Il padre nel mezzo: né arbitro né complice
Un papà in questa situazione si trova a gestire almeno tre relazioni contemporaneamente: quella con i propri genitori o suoceri, quella con il partner, e quella con il figlio. Il rischio più serio è perdere la fiducia del figlio nel tentativo di non scontentare nessuno. I giovani adulti hanno un radar molto sensibile per l’autenticità: capiscono immediatamente se il padre sta davvero dalla loro parte o se sta semplicemente cercando di fare pace con i nonni.
La ricerca in ambito psicologico (Haim Ginott, “Between Parent and Teenager”) è chiara su un punto: i figli giovani adulti non hanno bisogno di un padre d’accordo con ogni loro scelta, ma di un padre che rispetti la loro autonomia.

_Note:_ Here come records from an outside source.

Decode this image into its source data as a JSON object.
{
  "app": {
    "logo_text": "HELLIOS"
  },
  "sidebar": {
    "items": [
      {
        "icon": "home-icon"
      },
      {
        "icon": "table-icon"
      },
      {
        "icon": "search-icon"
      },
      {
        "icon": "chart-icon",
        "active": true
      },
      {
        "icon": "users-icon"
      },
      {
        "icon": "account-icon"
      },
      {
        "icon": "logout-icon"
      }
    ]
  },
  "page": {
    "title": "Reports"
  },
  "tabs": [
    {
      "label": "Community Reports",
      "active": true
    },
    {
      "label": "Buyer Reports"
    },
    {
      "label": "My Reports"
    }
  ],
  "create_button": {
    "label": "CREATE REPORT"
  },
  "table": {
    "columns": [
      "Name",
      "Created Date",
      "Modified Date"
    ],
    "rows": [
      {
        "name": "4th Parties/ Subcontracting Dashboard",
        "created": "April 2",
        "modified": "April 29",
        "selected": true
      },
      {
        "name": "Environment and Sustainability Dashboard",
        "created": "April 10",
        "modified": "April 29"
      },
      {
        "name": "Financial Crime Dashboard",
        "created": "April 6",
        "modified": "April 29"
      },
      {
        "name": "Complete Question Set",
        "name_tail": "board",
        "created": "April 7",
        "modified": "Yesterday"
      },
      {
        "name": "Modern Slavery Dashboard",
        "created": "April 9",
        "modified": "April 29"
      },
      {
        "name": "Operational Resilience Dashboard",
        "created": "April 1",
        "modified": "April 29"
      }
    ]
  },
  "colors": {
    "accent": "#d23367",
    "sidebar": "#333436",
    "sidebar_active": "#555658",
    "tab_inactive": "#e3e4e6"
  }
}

C’è una differenza enorme tra dire “non sono sicuro che questa scelta sia giusta” e lasciare che i nonni dicano apertamente che il ragazzo “sta sbagliando tutto”.

Cosa fare concretamente
Non esiste una formula magica, ma alcune strategie funzionano meglio di altre:
- Parlare chiaramente con i propri genitori o suoceri, in privato, spiegando che certi commenti arrivano al figlio e creano distanza. Non come rimprovero, ma come informazione.

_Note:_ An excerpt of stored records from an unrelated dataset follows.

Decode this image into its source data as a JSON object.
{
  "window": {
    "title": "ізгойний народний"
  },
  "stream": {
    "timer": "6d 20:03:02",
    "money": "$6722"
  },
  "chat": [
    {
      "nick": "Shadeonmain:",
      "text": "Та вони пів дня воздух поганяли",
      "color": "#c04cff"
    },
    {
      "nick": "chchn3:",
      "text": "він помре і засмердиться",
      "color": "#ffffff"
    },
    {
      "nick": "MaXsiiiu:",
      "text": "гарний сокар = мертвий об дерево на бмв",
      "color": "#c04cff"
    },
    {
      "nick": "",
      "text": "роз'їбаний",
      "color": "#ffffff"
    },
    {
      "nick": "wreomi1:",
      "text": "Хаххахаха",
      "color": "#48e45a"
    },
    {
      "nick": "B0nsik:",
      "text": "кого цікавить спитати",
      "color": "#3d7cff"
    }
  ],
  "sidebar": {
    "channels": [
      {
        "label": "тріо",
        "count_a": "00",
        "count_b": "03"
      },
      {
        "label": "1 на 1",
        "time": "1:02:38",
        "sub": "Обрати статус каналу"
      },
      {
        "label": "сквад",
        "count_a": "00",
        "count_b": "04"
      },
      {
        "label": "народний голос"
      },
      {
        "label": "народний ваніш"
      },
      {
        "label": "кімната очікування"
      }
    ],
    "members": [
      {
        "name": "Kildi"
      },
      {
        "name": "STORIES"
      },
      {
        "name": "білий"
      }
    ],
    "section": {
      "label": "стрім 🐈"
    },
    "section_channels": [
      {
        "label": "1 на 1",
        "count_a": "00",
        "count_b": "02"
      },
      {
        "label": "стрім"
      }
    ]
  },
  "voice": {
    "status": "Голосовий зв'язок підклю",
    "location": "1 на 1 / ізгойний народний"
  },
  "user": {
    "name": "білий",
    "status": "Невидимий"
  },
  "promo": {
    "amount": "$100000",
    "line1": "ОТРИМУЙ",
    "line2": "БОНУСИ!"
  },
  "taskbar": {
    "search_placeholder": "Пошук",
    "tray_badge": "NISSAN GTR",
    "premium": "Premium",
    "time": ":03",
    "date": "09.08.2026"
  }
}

- Non riferire al figlio ogni critica ricevuta dai nonni: filtrare non significa mentire, significa proteggere la relazione.
- Essere espliciti con il figlio sul proprio posizionamento: “Io sono qui, sono dalla tua parte, anche quando non capisco tutto.”
- Stabilire confini chiari nelle situazioni di gruppo, come i pranzi domenicali, interrompendo i commenti fuori luogo con naturalezza e senza drammi.
Il vero obiettivo non è la pace familiare
Molti padri in questa situazione commettono l’errore di puntare alla pace familiare a tutti i costi, cercando di accontentare tutti. Ma la pace che si ottiene silenziando il figlio, o lasciando che si senta giudicato ogni volta che entra in casa, non è pace: è una tensione trattenuta che prima o poi esplode.
Il vero obiettivo è mantenere un rapporto solido con il figlio adulto, che sa di poter contare su suo padre anche quando il resto della famiglia non capisce. Quella fiducia, una volta costruita, diventa la base su cui il giovane potrà confrontarsi liberamente — e magari, col tempo, aprirsi anche ai consigli. Non perché costretto, ma perché si sente al sicuro.